Negli anni Settanta la Biblioteca Sagarriga Visconti Volpi conobbe una radicale modernizzazione delle strutture, dei servizi e dell’organizzazione tecnico-scientifica, circostanza che trasformò la biblioteca, anche attraverso l’acquisto di bibliografie e opere di reference, nel più importante centro bibliografico regionale, sia per l’importanza del patrimonio conservato, sia per il rigore delle procedure biblioteconomiche, per la validità delle acquisizioni, per la preparazione del personale scientifico.

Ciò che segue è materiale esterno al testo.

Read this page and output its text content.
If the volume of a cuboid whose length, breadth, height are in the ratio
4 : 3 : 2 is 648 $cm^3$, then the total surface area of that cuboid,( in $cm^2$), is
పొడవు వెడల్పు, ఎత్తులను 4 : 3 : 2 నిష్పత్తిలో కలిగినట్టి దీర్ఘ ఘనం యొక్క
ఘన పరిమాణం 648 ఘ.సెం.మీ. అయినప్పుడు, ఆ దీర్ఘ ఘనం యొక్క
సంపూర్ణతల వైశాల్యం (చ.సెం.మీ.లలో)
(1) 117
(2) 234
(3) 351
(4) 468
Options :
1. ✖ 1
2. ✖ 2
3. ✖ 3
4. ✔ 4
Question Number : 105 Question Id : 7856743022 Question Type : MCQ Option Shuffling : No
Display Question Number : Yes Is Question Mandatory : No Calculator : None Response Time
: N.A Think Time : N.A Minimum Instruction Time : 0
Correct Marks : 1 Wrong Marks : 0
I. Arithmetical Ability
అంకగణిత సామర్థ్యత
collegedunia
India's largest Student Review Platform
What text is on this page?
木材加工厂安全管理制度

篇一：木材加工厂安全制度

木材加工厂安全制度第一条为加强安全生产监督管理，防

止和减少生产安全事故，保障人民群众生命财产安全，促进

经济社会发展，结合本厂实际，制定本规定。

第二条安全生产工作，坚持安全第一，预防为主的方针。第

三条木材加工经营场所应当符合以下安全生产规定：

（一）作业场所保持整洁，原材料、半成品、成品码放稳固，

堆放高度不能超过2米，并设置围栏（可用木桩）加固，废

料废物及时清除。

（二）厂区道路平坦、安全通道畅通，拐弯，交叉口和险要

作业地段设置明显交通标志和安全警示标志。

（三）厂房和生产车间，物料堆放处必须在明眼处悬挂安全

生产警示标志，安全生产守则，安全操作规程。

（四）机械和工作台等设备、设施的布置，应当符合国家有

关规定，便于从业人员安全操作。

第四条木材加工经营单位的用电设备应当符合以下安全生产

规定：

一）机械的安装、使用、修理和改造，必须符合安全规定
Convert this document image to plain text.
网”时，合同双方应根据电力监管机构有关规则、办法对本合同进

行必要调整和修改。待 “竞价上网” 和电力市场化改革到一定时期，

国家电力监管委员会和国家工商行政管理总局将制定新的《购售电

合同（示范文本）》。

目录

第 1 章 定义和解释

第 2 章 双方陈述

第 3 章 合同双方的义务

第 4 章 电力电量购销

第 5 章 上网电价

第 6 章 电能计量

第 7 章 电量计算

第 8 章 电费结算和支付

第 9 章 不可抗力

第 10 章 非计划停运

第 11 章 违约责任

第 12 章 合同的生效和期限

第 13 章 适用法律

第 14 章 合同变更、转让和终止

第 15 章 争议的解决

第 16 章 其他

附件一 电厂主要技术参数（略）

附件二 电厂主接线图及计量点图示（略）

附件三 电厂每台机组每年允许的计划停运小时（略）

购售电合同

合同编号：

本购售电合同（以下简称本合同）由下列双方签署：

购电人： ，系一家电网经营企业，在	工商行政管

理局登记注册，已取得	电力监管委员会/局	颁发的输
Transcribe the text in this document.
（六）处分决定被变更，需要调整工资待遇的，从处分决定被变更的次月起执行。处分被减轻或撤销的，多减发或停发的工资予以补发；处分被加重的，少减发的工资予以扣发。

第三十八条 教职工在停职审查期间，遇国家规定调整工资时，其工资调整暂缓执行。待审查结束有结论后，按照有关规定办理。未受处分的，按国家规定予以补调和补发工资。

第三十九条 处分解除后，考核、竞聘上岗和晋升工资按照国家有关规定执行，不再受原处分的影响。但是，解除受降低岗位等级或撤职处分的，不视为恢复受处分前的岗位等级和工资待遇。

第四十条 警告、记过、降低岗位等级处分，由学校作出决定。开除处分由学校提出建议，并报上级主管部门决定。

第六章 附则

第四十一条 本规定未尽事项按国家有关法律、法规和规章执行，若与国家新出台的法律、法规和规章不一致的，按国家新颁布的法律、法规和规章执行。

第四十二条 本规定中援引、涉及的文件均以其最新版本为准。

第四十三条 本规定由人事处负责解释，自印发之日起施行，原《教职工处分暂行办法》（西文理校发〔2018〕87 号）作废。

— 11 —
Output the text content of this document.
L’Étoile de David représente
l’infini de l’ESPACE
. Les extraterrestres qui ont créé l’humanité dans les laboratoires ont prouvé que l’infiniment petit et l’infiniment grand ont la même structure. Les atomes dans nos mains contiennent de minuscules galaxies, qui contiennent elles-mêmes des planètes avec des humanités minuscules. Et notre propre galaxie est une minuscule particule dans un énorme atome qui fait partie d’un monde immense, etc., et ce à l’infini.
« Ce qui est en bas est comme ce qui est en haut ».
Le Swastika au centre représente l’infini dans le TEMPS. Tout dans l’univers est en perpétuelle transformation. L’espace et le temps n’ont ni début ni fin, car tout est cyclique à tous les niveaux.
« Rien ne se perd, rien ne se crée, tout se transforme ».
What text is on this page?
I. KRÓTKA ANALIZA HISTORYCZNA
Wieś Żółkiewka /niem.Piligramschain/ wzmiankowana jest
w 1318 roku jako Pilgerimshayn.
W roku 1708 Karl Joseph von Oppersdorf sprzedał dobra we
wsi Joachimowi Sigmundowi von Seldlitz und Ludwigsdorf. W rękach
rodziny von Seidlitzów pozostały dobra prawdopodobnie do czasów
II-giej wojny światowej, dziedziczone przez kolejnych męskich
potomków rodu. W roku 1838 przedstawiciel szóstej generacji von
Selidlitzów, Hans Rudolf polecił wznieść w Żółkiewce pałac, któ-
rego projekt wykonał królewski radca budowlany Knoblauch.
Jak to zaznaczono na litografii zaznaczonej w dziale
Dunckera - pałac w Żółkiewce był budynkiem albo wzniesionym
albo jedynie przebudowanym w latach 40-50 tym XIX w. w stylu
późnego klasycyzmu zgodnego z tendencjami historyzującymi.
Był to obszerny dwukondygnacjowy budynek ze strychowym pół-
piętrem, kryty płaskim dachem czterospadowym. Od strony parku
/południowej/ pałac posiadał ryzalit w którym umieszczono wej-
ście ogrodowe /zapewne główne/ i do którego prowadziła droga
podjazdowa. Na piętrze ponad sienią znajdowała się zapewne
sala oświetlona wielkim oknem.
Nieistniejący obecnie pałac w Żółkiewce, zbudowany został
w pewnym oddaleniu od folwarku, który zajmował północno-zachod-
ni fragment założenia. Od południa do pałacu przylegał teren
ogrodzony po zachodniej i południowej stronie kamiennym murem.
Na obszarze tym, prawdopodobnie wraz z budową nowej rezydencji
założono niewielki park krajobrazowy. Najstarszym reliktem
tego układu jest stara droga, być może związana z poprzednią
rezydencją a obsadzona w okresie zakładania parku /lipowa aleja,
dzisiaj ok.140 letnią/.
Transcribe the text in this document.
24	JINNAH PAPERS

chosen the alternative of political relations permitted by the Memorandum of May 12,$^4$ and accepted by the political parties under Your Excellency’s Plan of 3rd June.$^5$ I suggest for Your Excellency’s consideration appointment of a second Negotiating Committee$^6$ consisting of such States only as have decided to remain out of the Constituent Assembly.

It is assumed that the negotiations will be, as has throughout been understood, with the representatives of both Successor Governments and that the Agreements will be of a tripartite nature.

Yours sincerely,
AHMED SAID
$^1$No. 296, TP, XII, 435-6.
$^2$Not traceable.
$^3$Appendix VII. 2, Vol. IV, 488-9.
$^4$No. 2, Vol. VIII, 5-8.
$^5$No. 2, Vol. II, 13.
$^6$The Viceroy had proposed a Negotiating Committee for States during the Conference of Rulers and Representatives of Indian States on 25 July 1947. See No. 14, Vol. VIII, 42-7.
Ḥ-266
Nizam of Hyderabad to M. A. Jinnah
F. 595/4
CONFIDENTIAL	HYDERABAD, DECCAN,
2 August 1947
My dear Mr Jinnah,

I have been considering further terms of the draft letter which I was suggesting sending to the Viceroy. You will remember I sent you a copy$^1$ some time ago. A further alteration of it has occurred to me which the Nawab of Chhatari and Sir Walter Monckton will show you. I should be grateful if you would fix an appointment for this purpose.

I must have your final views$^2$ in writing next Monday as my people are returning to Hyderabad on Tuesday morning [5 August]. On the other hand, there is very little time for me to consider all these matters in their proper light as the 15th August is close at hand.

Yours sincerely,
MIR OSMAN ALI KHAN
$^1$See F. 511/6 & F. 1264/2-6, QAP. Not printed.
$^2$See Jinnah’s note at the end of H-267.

La Biblioteca conserva circa 500.000 stampati a cui si aggiungono 454 manoscritti in volume e 16.642 manoscritti sciolti, e 682 pergamene. Tra i manoscritti più importanti figurano l’autografo dell’Encyclopaedia di Giacinto Gimma, il Libro Magno dei privilegi della città di Bari, un esemplare de Il Regno di Napoli distinto in dodeci provincie, atlante attribuito a Mario Cartaro e Antonio Stigliola, le Conclusioni decurionali dell’Università di Bari relative agli anni 1513, 1516, 1548, 1565, 1576, 1577, 1580, 1581, 1583, 1584, e poi ancora il Fondo De Ninno che raccoglie l’archivio privato dello storico Giuseppe De Ninno. Quanto agli stampati, di notevole importanza sono la donazione Domenico Zampetta (circa 25.000 volumi contenenti opere di interesse prevalentemente letterario e di francesistica, rilevanti per rarità e particolarità bibliografica), la donazione Raffaele Cotugno (circa 20.000 opere a stampa di interesse storico-politico riguardanti in particolare l’Italia meridionale; comprende anche una interessante collezione di periodici e giornali e un archivio riguardante il Risorgimento e la vita politica meridionale dalla fine dell’Ottocento all’avvento del Fascismo), la donazione Michele Squicciarini (numerose pregevoli edizioni antiche), la donazione Andrea Angiulli (fondo omogeneo di circa 2.000 volumi di opere di filosofia). La Biblioteca possiede anche 55 incunaboli, per lo più di provenienza conventuale, e di conseguenza di contenuto teologico e filosofico. Presenti anche circa 1.800 cinquecentine provenienti per lo più da biblioteche di conventi soppressi acquisite al patrimonio dello Stato, 634 atti riguardanti l’Italia meridionale emanati nel periodo compreso tra il 1718 e il 1867, 750 carte geografiche dal XVI al XX secolo, e il fondo Rari e Pregiati che annovera alcuni antichi atlanti ed opere finemente illustrate del Seicento e del Settecento nonché altre arricchite da pregevoli legature e note manoscritte di personaggi famosi.